Inclino la cabeza, cierro los ojos y empiezo a orar: Querido Señor, vengo a ti como tu hija. Reconozco tu poder y bondad… De repente, abro los ojos, recordando que mi hijo no terminó la tarea de historia que debe entregar mañana. Como a la tarde tiene un partido de básquet, lo imagino despierto hasta medianoche para completar el proyecto. Entonces, ¡me preocupo porque la fatiga puede ponerlo en riesgo de contraer una gripe!
En su libro Cartas del diablo a su sobrino, C. S. Lewis escribió sobre las distracciones durante la oración, y señaló que, cuando nuestra mente divaga, tendemos a poner fuerza de voluntad para retomar la plegaria original. No obstante, concluye diciendo que es mejor aceptar que la distracción en sí es el verdadero problema, y que debemos presentarla ante Dios y convertirla en nuestro principal tema de oración.

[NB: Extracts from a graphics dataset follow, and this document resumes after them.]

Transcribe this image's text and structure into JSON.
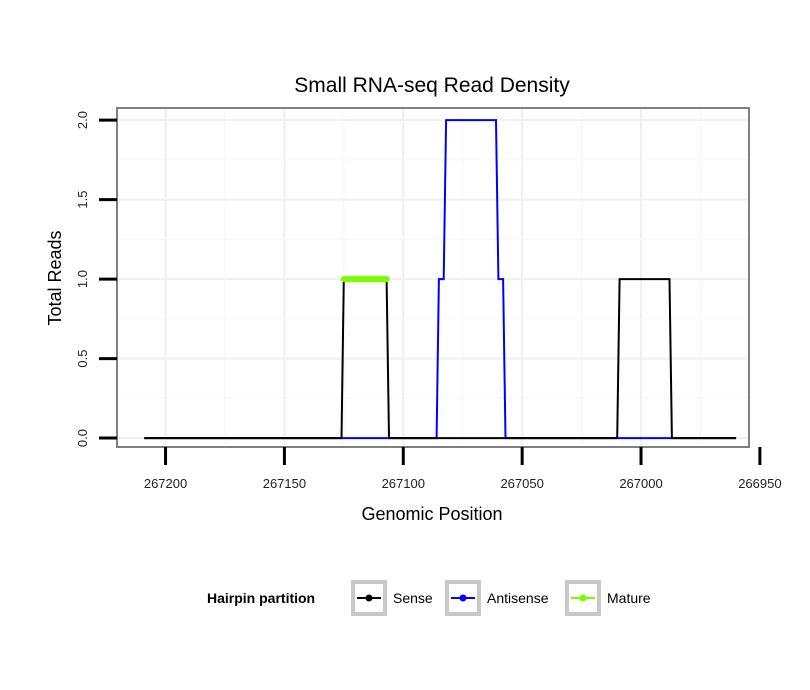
{
  "chart_data": {
    "type": "line",
    "title": "Small RNA-seq Read Density",
    "xlabel": "Genomic Position",
    "ylabel": "Total Reads",
    "xlim": [
      267220,
      266955
    ],
    "ylim": [
      -0.05,
      2.07
    ],
    "x_reversed": true,
    "x_ticks": [
      267200,
      267150,
      267100,
      267050,
      267000,
      266950
    ],
    "x_tick_labels": [
      "267200",
      "267150",
      "267100",
      "267050",
      "267000",
      "266950"
    ],
    "y_ticks": [
      0,
      0.5,
      1,
      1.5,
      2
    ],
    "y_tick_labels": [
      "0.0",
      "0.5",
      "1.0",
      "1.5",
      "2.0"
    ],
    "grid": true,
    "legend_position": "bottom",
    "legend_title": "Hairpin partition",
    "series": [
      {
        "name": "Sense",
        "color": "#000000",
        "x": [
          267209,
          267126,
          267125,
          267107,
          267106,
          267010,
          267009,
          266988,
          266987,
          266960
        ],
        "y": [
          0,
          0,
          1,
          1,
          0,
          0,
          1,
          1,
          0,
          0
        ]
      },
      {
        "name": "Antisense",
        "color": "#0000ff",
        "x": [
          267209,
          267086,
          267085,
          267083,
          267082,
          267061,
          267060,
          267058,
          267057,
          266960
        ],
        "y": [
          0,
          0,
          1,
          1,
          2,
          2,
          1,
          1,
          0,
          0
        ]
      },
      {
        "name": "Mature",
        "color": "#7cfc00",
        "x": [
          267125,
          267107
        ],
        "y": [
          1,
          1
        ]
      }
    ]
  }
}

Una preocupación constante o algún pensamiento pecaminoso que interrumpe nuestras oraciones pueden convertirse en el centro de la conversación con Dios. Él quiere que seamos sinceros y que le contemos nuestros temores, ansiedades y luchas más profundas. Nada lo sorprenderá. Se interesa tal como un amigo íntimo. Por eso, Pedro nos incentiva: «echando toda vuestra ansiedad sobre él, porque él tiene cuidado de vosotros» (1 Pedro 5:7).